2001年(平成13年)にザヴァッリッシュ先生が来日され、ご多忙にも関わらず、NHK交響楽団用の大きなリハーサルスタジオで、私一人だけのオーディションをして下さいました。お知らせを受けてから日にちがなかったので、サッと出せる中からバッハの半音階的幻想曲とフーガ、ブラームスのパガニーニヴァリエーション全2巻、シューマンのトッカータなどを弾かせて頂きました。演奏後、ザヴァッリシュ先生が「素晴らしい!」と仰って下さった時は、私は「シュタードゥラー先生!ザヴァッリッシュ先生が、このツィーグラー奏法の素晴らしさを認めて下さいましたよ!」と心の中で歓声をあげていました。アンナ・シュタードゥラー先生のライフワークである、ベアタ・ツィーグラー奏法の素晴らしさを解って下さる方が、尊敬するザヴァッリッシュ先生であった事が有り難く、胸が熱くなりました。ザヴァッリッシュ先生は「や〜、オーディションという場で、あのパガニーニ・ヴァリエーションが聴けるとは!しかも全2巻を!」と仰り、私に「ピアノ・コンチェルトのレパートリーは?」と尋ねられ、「全てあります」との答えに頷かれました。その後はピアノ協奏曲のお話で盛り上がり、ザヴァッリッシュ先生が曲の初めのホルンのソロを歌って下さる中、ブラームスのピアノ協奏曲 第2番を少し弾かせて頂いたりと、和気あいあいとしたオーディションでした。

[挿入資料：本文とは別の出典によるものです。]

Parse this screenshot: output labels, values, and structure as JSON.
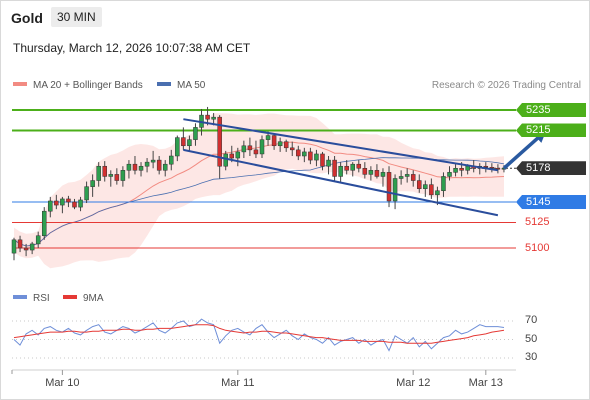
{
  "header": {
    "instrument": "Gold",
    "timeframe": "30 MIN",
    "datetime": "Thursday, March 12, 2026 10:07:38 AM CET",
    "credit": "Research © 2026 Trading Central"
  },
  "legend": {
    "main": [
      {
        "label": "MA 20 + Bollinger Bands",
        "color": "#f28b82"
      },
      {
        "label": "MA 50",
        "color": "#4a6fb0"
      }
    ],
    "rsi": [
      {
        "label": "RSI",
        "color": "#6f8fd8"
      },
      {
        "label": "9MA",
        "color": "#e53935"
      }
    ]
  },
  "levels": [
    {
      "value": 5235,
      "label": "5235",
      "color": "#4caf1a",
      "style": "tag"
    },
    {
      "value": 5215,
      "label": "5215",
      "color": "#4caf1a",
      "style": "tag"
    },
    {
      "value": 5178,
      "label": "5178",
      "color": "#333333",
      "style": "tag"
    },
    {
      "value": 5145,
      "label": "5145",
      "color": "#2f7be5",
      "style": "tag"
    },
    {
      "value": 5125,
      "label": "5125",
      "color": "#e53935",
      "style": "text"
    },
    {
      "value": 5100,
      "label": "5100",
      "color": "#e53935",
      "style": "text"
    }
  ],
  "chart_data": [
    {
      "type": "candlestick",
      "title": "Gold 30 MIN",
      "x_labels": [
        "Mar 10",
        "Mar 11",
        "Mar 12",
        "Mar 13"
      ],
      "x_label_bars": [
        8,
        37,
        66,
        78
      ],
      "bar_count": 82,
      "ylim": [
        5085,
        5255
      ],
      "last_price": 5178,
      "indicators": [
        "MA 20 + Bollinger Bands",
        "MA 50"
      ],
      "ohlc": [
        [
          5095,
          5110,
          5088,
          5108
        ],
        [
          5108,
          5112,
          5096,
          5100
        ],
        [
          5100,
          5104,
          5092,
          5098
        ],
        [
          5098,
          5106,
          5094,
          5104
        ],
        [
          5104,
          5116,
          5100,
          5112
        ],
        [
          5112,
          5140,
          5108,
          5136
        ],
        [
          5136,
          5150,
          5130,
          5146
        ],
        [
          5146,
          5152,
          5138,
          5142
        ],
        [
          5142,
          5150,
          5134,
          5148
        ],
        [
          5148,
          5151,
          5140,
          5145
        ],
        [
          5145,
          5148,
          5138,
          5140
        ],
        [
          5140,
          5150,
          5136,
          5147
        ],
        [
          5147,
          5165,
          5144,
          5160
        ],
        [
          5160,
          5172,
          5150,
          5166
        ],
        [
          5166,
          5184,
          5160,
          5180
        ],
        [
          5180,
          5185,
          5165,
          5170
        ],
        [
          5170,
          5176,
          5160,
          5172
        ],
        [
          5172,
          5178,
          5162,
          5166
        ],
        [
          5166,
          5180,
          5160,
          5176
        ],
        [
          5176,
          5186,
          5168,
          5182
        ],
        [
          5182,
          5190,
          5172,
          5176
        ],
        [
          5176,
          5184,
          5170,
          5180
        ],
        [
          5180,
          5188,
          5174,
          5184
        ],
        [
          5184,
          5195,
          5178,
          5186
        ],
        [
          5186,
          5190,
          5172,
          5176
        ],
        [
          5176,
          5186,
          5170,
          5182
        ],
        [
          5182,
          5196,
          5176,
          5190
        ],
        [
          5190,
          5210,
          5185,
          5208
        ],
        [
          5208,
          5218,
          5196,
          5200
        ],
        [
          5200,
          5210,
          5194,
          5206
        ],
        [
          5206,
          5222,
          5200,
          5218
        ],
        [
          5218,
          5236,
          5210,
          5230
        ],
        [
          5230,
          5238,
          5220,
          5226
        ],
        [
          5226,
          5232,
          5220,
          5228
        ],
        [
          5228,
          5230,
          5168,
          5180
        ],
        [
          5180,
          5195,
          5176,
          5192
        ],
        [
          5192,
          5200,
          5184,
          5188
        ],
        [
          5188,
          5198,
          5180,
          5194
        ],
        [
          5194,
          5205,
          5188,
          5200
        ],
        [
          5200,
          5208,
          5190,
          5196
        ],
        [
          5196,
          5205,
          5188,
          5192
        ],
        [
          5192,
          5210,
          5188,
          5206
        ],
        [
          5206,
          5214,
          5200,
          5210
        ],
        [
          5210,
          5212,
          5196,
          5200
        ],
        [
          5200,
          5208,
          5194,
          5204
        ],
        [
          5204,
          5206,
          5194,
          5198
        ],
        [
          5198,
          5204,
          5190,
          5196
        ],
        [
          5196,
          5200,
          5186,
          5190
        ],
        [
          5190,
          5198,
          5184,
          5194
        ],
        [
          5194,
          5198,
          5182,
          5186
        ],
        [
          5186,
          5196,
          5180,
          5192
        ],
        [
          5192,
          5194,
          5176,
          5180
        ],
        [
          5180,
          5190,
          5172,
          5186
        ],
        [
          5186,
          5190,
          5166,
          5170
        ],
        [
          5170,
          5184,
          5164,
          5180
        ],
        [
          5180,
          5186,
          5172,
          5176
        ],
        [
          5176,
          5184,
          5170,
          5182
        ],
        [
          5182,
          5186,
          5174,
          5178
        ],
        [
          5178,
          5184,
          5168,
          5172
        ],
        [
          5172,
          5180,
          5166,
          5176
        ],
        [
          5176,
          5182,
          5168,
          5170
        ],
        [
          5170,
          5178,
          5160,
          5174
        ],
        [
          5174,
          5180,
          5140,
          5146
        ],
        [
          5146,
          5172,
          5138,
          5168
        ],
        [
          5168,
          5176,
          5162,
          5170
        ],
        [
          5170,
          5178,
          5164,
          5172
        ],
        [
          5172,
          5176,
          5160,
          5166
        ],
        [
          5166,
          5172,
          5154,
          5158
        ],
        [
          5158,
          5166,
          5150,
          5162
        ],
        [
          5162,
          5168,
          5148,
          5152
        ],
        [
          5152,
          5160,
          5142,
          5156
        ],
        [
          5156,
          5174,
          5150,
          5170
        ],
        [
          5170,
          5180,
          5166,
          5174
        ],
        [
          5174,
          5182,
          5170,
          5178
        ],
        [
          5178,
          5184,
          5170,
          5176
        ],
        [
          5176,
          5182,
          5172,
          5180
        ],
        [
          5180,
          5186,
          5174,
          5178
        ],
        [
          5178,
          5183,
          5172,
          5180
        ],
        [
          5180,
          5184,
          5174,
          5179
        ],
        [
          5179,
          5183,
          5174,
          5178
        ],
        [
          5178,
          5182,
          5173,
          5177
        ],
        [
          5177,
          5181,
          5174,
          5178
        ]
      ],
      "trend_lines": [
        {
          "from": [
            28,
            5196
          ],
          "to": [
            80,
            5132
          ],
          "color": "#2a4d9c"
        },
        {
          "from": [
            28,
            5226
          ],
          "to": [
            80,
            5176
          ],
          "color": "#2a4d9c"
        }
      ],
      "projection_arrow": {
        "from": [
          81,
          5178
        ],
        "to": [
          88,
          5215
        ],
        "color": "#2a5aa0"
      }
    },
    {
      "type": "line",
      "title": "RSI",
      "yticks": [
        70,
        50,
        30
      ],
      "ylim": [
        20,
        80
      ],
      "series": [
        {
          "name": "RSI",
          "color": "#6f8fd8",
          "values": [
            50,
            44,
            56,
            60,
            55,
            62,
            64,
            60,
            58,
            62,
            57,
            55,
            60,
            64,
            66,
            58,
            56,
            60,
            64,
            62,
            57,
            60,
            64,
            68,
            60,
            57,
            62,
            68,
            70,
            64,
            66,
            72,
            68,
            66,
            46,
            54,
            60,
            62,
            58,
            55,
            62,
            66,
            58,
            52,
            56,
            60,
            54,
            50,
            56,
            52,
            50,
            46,
            52,
            44,
            48,
            50,
            52,
            46,
            50,
            44,
            48,
            50,
            38,
            54,
            50,
            46,
            52,
            42,
            48,
            40,
            46,
            52,
            54,
            60,
            56,
            58,
            62,
            66,
            64,
            64,
            64,
            63
          ]
        },
        {
          "name": "9MA",
          "color": "#e53935",
          "values": [
            52,
            53,
            54,
            55,
            56,
            57,
            58,
            58,
            58,
            59,
            59,
            58,
            58,
            59,
            59,
            60,
            60,
            60,
            61,
            61,
            60,
            60,
            61,
            61,
            62,
            62,
            62,
            63,
            64,
            65,
            66,
            66,
            66,
            65,
            62,
            60,
            59,
            58,
            57,
            58,
            58,
            59,
            59,
            58,
            57,
            57,
            56,
            55,
            54,
            53,
            52,
            52,
            51,
            50,
            49,
            49,
            49,
            49,
            48,
            48,
            48,
            48,
            47,
            47,
            47,
            46,
            46,
            46,
            46,
            46,
            47,
            48,
            49,
            50,
            51,
            52,
            54,
            55,
            56,
            58,
            59,
            60
          ]
        }
      ]
    }
  ]
}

ザヴァッリッシュ先生は、持病の悪化の為、再来日が叶わなくなられ、先生との日本でのピアノ協奏曲は実現しませんでした。しかし、恩師アンナ・シュタードゥラー先生と同様、ヨーロッパ音楽の内面的な伝統を同じ様に汲んでおられ、同じ様に偉大な音楽家であられたザヴァッリッシュ先生が、ツィーグラー奏法による演奏を絶賛して下さった事は、ツィーグラー奏法にご生涯をかけられたシュタードゥラー先生のご苦労が報われた!と感じた。何よりも嬉しく、有り難い事でした。

今度は、私が一生涯をかけていく番です。その事を、ザヴァッリッシュ先生は2月22日を通して、私に激励下さったように感じております。心新たに、誠をこめてまいります一音一音の響を、6月8日の大阪ザ・フェニックスホール、6月30日の東京文化会館小ホール、そして7月6日の名古屋 電気文化会館 ザ・コンサートホールにて、お聴き戴けましたら、この上ない幸せでございます。